Because, you need these values to find the design condensing temperature (17 + 32=49). 49C is your condensing temperature and you use the refrigerant tables to find the pressure for that saturation temperature.;)

That is one way of finding what the normal condensing pressure should be on a day where the ambient dry bulb temperature is 32C and the condenser is clean and operating as it should be. However, be warned this the condensing pressure is dependent on the condenser TD. If the condenser was selected with a different TD, the condensing pressure could be higher or lower.

It is important you recognize this is an example. Not everything you may find we have the same exact numbers.

so with these numbers I would find what pressure to pressure test at? and if so should i be adding 0.3 of my answer to my answer to stay in line with the BS EN 378 part 2 directive thingy??

I can't comment on the referenced standards. The only thing the calculation procedure provides you is what the design, normal operating condensing pressure should be.

If you need to find the test pressure, then it is usually based off of the normal design pressure + some margin. The referenced standards should provide what the exact safety margin is, or should be.

so with these numbers I would find what pressure to pressure test at?

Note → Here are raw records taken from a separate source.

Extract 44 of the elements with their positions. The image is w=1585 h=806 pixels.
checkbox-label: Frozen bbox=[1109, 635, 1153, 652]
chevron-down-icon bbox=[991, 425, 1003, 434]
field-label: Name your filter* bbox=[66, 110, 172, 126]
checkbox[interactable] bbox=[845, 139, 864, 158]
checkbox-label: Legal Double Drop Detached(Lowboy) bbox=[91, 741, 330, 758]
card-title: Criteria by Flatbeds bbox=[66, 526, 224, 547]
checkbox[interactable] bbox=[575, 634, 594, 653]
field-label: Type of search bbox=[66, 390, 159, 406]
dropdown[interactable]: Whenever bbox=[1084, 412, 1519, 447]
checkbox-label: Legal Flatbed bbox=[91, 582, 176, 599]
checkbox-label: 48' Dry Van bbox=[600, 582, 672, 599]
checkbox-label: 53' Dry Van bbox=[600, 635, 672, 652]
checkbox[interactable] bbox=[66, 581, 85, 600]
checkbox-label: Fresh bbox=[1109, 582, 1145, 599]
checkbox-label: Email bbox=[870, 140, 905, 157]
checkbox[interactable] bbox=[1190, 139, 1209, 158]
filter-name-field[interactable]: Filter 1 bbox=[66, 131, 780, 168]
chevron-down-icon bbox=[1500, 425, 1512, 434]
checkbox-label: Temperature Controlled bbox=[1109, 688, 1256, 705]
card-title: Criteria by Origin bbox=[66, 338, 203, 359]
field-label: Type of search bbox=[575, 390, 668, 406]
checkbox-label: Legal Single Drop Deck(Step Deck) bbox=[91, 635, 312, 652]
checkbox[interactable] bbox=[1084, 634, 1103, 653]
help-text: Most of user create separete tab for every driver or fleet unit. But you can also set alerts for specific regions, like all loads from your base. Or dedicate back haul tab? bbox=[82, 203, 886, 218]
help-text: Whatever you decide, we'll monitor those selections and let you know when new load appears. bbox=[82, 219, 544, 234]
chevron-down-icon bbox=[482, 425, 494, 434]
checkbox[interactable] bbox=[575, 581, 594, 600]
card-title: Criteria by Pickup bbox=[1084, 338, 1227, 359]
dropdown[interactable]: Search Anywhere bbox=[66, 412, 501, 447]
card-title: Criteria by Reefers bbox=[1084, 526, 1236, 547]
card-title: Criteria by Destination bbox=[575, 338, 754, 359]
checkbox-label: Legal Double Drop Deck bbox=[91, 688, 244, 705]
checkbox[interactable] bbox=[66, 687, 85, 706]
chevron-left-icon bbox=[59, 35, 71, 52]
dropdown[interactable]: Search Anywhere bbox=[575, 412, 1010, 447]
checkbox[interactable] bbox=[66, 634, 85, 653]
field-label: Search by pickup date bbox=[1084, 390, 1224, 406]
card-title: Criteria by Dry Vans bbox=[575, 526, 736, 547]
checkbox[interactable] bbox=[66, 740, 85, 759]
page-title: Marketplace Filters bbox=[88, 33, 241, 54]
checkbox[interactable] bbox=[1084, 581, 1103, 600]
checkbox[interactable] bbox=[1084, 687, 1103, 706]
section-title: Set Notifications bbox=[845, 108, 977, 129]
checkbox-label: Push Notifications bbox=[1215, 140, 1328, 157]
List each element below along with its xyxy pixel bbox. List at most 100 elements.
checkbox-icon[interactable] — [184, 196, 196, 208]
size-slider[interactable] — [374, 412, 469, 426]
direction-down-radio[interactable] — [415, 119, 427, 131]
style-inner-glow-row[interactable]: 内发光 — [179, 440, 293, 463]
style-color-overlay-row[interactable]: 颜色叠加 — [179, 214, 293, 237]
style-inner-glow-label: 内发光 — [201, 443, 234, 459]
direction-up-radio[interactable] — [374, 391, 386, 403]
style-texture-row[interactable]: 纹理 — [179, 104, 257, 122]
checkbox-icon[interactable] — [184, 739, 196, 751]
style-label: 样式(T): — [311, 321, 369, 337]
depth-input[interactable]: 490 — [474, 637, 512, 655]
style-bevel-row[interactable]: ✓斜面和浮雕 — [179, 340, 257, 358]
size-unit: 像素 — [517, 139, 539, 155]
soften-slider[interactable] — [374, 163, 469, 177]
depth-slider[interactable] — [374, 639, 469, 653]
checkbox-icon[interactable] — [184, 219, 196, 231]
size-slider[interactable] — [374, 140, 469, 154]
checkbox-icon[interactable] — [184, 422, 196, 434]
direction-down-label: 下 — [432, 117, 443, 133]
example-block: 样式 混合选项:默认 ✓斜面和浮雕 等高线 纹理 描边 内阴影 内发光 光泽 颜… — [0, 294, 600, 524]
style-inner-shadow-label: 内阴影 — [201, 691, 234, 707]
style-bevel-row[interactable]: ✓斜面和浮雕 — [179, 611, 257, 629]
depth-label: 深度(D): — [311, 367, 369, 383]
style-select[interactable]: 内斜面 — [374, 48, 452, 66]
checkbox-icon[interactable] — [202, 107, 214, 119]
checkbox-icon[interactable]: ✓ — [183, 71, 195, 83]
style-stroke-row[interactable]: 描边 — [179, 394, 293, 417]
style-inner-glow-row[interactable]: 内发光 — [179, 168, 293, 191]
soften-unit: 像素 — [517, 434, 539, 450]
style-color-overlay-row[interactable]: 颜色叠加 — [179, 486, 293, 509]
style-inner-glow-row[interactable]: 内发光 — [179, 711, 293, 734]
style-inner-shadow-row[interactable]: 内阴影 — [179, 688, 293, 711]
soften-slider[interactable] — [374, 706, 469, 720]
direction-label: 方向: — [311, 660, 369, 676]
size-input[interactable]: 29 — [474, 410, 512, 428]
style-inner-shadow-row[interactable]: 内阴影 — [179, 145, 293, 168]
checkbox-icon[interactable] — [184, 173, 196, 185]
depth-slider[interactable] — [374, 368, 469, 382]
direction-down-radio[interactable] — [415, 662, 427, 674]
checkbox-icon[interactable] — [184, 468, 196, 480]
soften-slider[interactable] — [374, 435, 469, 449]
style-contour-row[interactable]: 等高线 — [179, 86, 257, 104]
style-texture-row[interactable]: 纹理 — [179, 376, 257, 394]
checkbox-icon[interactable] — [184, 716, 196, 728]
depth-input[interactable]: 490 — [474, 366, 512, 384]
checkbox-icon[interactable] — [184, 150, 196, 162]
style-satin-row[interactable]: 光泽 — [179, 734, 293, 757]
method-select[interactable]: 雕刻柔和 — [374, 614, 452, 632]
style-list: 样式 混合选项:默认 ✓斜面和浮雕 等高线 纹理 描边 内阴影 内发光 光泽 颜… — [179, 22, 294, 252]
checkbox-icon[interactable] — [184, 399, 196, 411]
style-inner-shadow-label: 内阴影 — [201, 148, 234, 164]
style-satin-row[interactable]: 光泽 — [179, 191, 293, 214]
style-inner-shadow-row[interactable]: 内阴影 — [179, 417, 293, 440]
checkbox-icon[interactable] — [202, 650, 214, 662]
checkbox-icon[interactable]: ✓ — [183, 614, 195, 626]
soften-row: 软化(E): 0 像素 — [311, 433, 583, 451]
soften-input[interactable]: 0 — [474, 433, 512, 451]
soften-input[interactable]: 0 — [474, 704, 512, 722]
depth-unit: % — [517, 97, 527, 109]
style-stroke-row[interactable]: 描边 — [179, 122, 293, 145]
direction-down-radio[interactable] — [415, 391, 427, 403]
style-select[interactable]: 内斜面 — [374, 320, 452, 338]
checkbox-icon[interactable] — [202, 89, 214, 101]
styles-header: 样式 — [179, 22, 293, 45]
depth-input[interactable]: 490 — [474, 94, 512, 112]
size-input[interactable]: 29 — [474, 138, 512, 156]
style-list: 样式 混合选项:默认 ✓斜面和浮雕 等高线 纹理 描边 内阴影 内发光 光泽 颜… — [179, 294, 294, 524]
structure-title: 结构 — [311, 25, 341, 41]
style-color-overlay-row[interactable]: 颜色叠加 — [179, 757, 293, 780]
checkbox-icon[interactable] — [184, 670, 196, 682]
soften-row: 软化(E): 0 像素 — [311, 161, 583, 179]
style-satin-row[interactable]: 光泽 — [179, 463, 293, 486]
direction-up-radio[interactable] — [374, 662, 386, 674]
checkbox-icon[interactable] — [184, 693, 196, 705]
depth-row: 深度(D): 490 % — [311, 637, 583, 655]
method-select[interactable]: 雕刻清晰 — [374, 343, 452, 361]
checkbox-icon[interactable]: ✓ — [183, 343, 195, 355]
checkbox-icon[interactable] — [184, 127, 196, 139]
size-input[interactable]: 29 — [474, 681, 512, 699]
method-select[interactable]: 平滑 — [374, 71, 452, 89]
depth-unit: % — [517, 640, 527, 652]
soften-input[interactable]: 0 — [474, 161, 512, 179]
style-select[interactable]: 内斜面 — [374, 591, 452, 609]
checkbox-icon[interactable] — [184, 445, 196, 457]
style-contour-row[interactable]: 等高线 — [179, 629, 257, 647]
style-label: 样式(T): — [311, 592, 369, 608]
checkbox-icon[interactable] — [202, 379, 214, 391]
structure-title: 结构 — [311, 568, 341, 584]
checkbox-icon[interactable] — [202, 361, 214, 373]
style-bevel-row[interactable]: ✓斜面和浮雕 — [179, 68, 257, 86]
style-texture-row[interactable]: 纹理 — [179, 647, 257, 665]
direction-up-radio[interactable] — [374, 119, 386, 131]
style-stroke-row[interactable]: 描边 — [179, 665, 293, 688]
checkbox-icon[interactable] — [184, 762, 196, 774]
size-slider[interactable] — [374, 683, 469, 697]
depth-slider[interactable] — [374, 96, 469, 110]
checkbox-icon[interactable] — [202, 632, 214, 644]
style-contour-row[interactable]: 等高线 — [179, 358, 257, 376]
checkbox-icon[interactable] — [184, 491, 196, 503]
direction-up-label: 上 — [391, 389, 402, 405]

No. Test pressure is an entirely different subject.


thank you all very much, still I am confused. If the 17C is the condenser TD and the 32C is the ambient air temp, why do I need to know the design comdenser temp for to find my pressure?

You don't. You find what the pressure is by looking at the high side gauge.

They are trying to give you a rough idea of what the pressure should be under ideal conditions.